Anti-gunners Exploit Finnish School Shooting

by Joseph P. Tartaro
Executive Editor

Finland’s gun laws are attracting criticism around the world after an 18-year-old student shot and killed six other students, a school nurse and the headmistress, and wounded several others with a .22-caliber pistol Nov. 7 at Jokela High School in Tuusula, Finland, about 30 miles north of Helsinki.

The student, identified as Pekka-Eric Auvinen, reloaded many times and also reportedly tried to set a fire on the second floor of the school before shooting himself in the head. He later died in a hospital.

There were almost immediate calls for Finland to conform to existing European Union laws on firearms ownership and the London-based International Action Network on Small Arms (IANSA), a prime sponsor of United Nation’s (UN) gun control schemes, helped publicize the event worldwide.

Finland is a member of the UN’s arms trade treaty (ATT) group of government experts (GGE) which is working its way toward finalizing a binding global treaty on small arms, including civilian rifles, shotguns and handguns. The new pressure on Finland is seen as connected to the UN treaty work.

Earlier, the Finnish government had resisted calls for it to amend its gun laws to conform to those adopted by the European Union (EU) saying because of the county’s high proportion of hunters and low crime rate, there was little need for harsher gun regulations. However, following the school shooting, Prime Minister Matti Vanhanen said that perception might change.

About 56 of every 100 Finns own a gun, according to a study by the Geneva-based Graduate Institute of International Studies this year, putting the rate of firearm ownership in Finland third after the United States and Yemen.

The EU’s arms legislation forbids the sale of firearms to those under 18 except for hunting or target shooting under parental/guardian supervision. Earlier this year, the EU proposed raising the legal age for all gun possession to 18, a measure that drew protests from Finland. How any new age limit of 18 would have prevented the shootings by Auvinen, 18, was not explained.

According to Reuters news service, there were 300,000 hunters and about 650,000 gun licensees among the 5.2 million inhabitants of Finland in 2006, with some 38,000 of the hunters were under the age of 20.

Currently in Finland, anyone aged 15 and over can apply for a gun license with local police if they are able to offer a valid reason. The easiest way to obtain a license is by joining a shooting or hunting club. If underage, a Finn needs to have his or her legal guardian’s approval to apply.
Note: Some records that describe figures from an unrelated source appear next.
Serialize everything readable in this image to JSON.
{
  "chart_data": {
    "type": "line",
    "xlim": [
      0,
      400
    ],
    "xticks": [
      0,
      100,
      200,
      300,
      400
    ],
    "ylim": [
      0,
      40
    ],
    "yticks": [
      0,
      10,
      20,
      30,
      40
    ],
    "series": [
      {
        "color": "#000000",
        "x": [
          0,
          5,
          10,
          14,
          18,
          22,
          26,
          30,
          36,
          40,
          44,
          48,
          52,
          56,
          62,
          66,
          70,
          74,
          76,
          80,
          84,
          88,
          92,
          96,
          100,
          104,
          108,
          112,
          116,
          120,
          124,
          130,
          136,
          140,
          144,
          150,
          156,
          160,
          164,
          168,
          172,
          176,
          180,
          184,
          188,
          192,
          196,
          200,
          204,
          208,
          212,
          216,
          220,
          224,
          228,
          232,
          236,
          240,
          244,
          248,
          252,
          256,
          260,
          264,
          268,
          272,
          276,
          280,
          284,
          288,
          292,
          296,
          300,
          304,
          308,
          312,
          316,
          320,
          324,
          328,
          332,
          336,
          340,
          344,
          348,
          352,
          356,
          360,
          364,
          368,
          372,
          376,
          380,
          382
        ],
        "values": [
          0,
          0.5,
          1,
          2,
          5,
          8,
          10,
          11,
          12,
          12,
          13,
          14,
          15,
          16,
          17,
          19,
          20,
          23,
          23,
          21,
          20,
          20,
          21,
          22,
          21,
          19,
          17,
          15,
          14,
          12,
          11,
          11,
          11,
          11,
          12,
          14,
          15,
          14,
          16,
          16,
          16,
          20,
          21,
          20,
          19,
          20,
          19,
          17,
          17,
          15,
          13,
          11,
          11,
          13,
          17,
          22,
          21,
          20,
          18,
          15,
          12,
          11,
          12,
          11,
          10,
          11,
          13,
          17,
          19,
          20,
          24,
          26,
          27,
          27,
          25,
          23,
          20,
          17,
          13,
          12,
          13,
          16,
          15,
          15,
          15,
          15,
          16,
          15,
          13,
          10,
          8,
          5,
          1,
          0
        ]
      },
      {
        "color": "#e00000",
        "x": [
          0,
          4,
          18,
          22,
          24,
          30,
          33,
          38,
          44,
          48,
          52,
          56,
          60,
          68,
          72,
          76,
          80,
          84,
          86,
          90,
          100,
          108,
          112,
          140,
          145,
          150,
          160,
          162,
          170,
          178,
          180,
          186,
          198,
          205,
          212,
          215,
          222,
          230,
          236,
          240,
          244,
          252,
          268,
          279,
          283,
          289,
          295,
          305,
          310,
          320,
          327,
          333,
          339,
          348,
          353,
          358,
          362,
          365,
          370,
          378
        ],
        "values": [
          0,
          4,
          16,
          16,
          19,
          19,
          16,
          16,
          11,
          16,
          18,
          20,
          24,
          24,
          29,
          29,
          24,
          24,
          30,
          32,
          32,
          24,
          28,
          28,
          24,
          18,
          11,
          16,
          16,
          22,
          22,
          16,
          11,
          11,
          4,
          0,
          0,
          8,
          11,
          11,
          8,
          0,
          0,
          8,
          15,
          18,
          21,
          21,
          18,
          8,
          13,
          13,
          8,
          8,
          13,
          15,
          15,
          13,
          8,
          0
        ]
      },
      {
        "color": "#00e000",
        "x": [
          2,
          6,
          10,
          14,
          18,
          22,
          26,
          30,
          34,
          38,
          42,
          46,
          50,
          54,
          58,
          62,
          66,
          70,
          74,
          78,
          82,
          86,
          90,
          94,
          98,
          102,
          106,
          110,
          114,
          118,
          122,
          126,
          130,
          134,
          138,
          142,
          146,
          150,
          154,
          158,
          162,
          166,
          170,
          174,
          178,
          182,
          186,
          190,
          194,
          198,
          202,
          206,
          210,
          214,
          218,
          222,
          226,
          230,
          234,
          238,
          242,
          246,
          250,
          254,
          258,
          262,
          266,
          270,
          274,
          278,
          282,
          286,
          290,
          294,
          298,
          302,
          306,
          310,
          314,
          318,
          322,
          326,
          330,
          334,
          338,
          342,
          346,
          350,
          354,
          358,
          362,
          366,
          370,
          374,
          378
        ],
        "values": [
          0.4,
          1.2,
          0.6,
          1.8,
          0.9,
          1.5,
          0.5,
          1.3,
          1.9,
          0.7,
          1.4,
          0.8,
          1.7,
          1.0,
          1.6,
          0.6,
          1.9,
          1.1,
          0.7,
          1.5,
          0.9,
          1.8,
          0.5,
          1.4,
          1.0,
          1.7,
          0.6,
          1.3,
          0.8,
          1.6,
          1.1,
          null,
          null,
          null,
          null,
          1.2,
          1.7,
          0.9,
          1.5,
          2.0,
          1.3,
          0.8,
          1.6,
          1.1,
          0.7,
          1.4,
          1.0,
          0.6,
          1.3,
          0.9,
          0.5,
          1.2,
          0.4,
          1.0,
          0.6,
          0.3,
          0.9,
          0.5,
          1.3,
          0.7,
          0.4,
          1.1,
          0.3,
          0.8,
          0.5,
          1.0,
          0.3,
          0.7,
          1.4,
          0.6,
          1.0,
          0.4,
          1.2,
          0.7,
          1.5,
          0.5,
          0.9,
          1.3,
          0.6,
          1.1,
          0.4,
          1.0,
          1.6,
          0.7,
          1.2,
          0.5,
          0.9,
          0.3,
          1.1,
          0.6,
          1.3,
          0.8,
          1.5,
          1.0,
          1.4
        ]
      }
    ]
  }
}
In addition all applicants are checked for a clean criminal record and whether they have any disability that could impact their gun use. 

According to a local police official, Chief Matti Tohkanen, Auvinen belonged to a gun club and got a license for the pistol Oct. 19. He had no previous criminal record.

Newspapers from North America to Southeast Asia Almost immediately began reporting that a “chilling home-made video showing a young man staring out of a blood-red screen, pointing a gun and declaring: “I, as a natural selector, will eliminate all who I see unfit.” Many of them began referring to the troubled youth as the “YouTube killer.”

As he posed online with his murder weapon, the killer struck an eerie echo of Cho Seung Hui, who made recordings of himself that he posted to the NBC American television network before killing 32 students at Virginia Tech last April.

Set to a pounding heavy metal song called “Stray Bullet,” recorded by KMFDM, the clip showed a still photo of a low building that appeared to be Jokela High School. The song has macabre connections—its lyrics were posted on a website maintained by Eric Harris, one of the gunmen in the 1999 Columbine High School massacre.

The YouTube video continued with images of a young man practicing with a firearm in forests similar to those that surround the 5,300-strong community of Tuusula, 30 miles north of the capital Helsinki. The screen then colored red and the gunman was shown pointing his weapon at the camera.